A visit to Anderson House provides a split screen experience: part Gilded Age mansion and part homage to the men who fought the Revolutionary War and became members of the Society of Cincinnati which is housed here. Anderson was a member of the society and having no heirs, he donated the house to the society at his death.
If you have no idea what the Society of Cincinnati is, you’re not alone because its ranks are quite modest. The original members in 1783 were commissioned officers in Continental service who had served to the end of the American Revolution and those who had resigned with honor after a minimum of three years’ service as a commissioned officer. Membership was also offered to the admirals and commanders of the French navy and the generals and colonels of the French army in recognition of France’s role in America’s victory. Today, the society’s members are for the most part the male descendants of these men. There are some complicated exceptions that I won’t bore you with, but the bottom line is that membership is limited to one person descending from each eligible officer. As such, it’s a more exclusive club than the Daughters of the American Revolution or other such American institutions and I suppose that’s part of its cachet.
The day I visited, a member of the Society joined the tour, sharing that he was in town for a Society business meeting and staying with his fellow Cincinnatians in one of 13 bedrooms on the upper floors, one for each of the original colonies. He was busting his buttons with pride, showing us the medal he wears at official functions, more modest than the diamond encrusted medal featured in one of the display cases. I asked him what the business of the Society was and he answered that it included maintenance of the building, philanthropy, and education about the Revolutionary War.

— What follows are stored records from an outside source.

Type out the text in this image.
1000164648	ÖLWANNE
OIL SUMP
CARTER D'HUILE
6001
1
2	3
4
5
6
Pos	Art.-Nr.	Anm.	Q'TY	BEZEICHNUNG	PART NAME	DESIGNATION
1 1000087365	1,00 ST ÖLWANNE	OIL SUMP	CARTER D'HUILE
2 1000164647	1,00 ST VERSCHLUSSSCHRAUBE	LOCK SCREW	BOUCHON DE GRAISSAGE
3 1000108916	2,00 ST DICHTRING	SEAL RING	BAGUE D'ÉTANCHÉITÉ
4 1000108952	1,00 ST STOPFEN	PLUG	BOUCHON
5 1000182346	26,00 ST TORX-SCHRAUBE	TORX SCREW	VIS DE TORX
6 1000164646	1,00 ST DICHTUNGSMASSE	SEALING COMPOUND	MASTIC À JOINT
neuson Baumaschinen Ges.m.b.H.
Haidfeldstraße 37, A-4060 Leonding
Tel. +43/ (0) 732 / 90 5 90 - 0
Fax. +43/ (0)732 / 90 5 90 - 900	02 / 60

In addition to an exhibit hall now featuring a show about the first year of the war (which ends in early January), the building is also home of the American Revolution Institute which holds some 50,000 items such as letters, broadsides, maps, and other print materials plus artwork, medals, armaments, and the like. My tour guide shooed us out the door before we could peruse the exhibit and I was already too tired to insist on staying. If you want to know more, go to historian Michael Auslin’s Substack, The Patowmack Packet. Or do what I did and go home and watch all six episodes of Ken Burns’ The American Revolution on PBS. (Spoiler alert: it’s a bit of a slog, mostly because the Americans were losing until episode 6.)
Anderson House is located 2118 Massachusetts Avenue NW (Metro: Dupont Circle). It is open Tuesday through Saturday from 10 to 4 and on Sundays from noon to 4. I took the house tour but you can also just opt for the exhibition gallery for a slightly reduced fee (and reduced rates for both for DC residents). You can book online or just show up (tours start at 15 past the hour.)


I remember reading about the Society of the Cincinnati---in Chernew's Hamilton, I believe --- but had no idea it still existed. Thanks, Anne, for alerting me to another museum I did not know about! PS I agree the latest Burns documentary was a bit of a slog; in my case, because I find play-by-play descriptions of battles tedious. But in compensation, I learned quite a bit about the role of Indians, enslaved and free black people, and women in the Revolution, which was rewarding. And I hadn't really appreciated the role of land speculation as a motivating drive for cutting the colonial ties.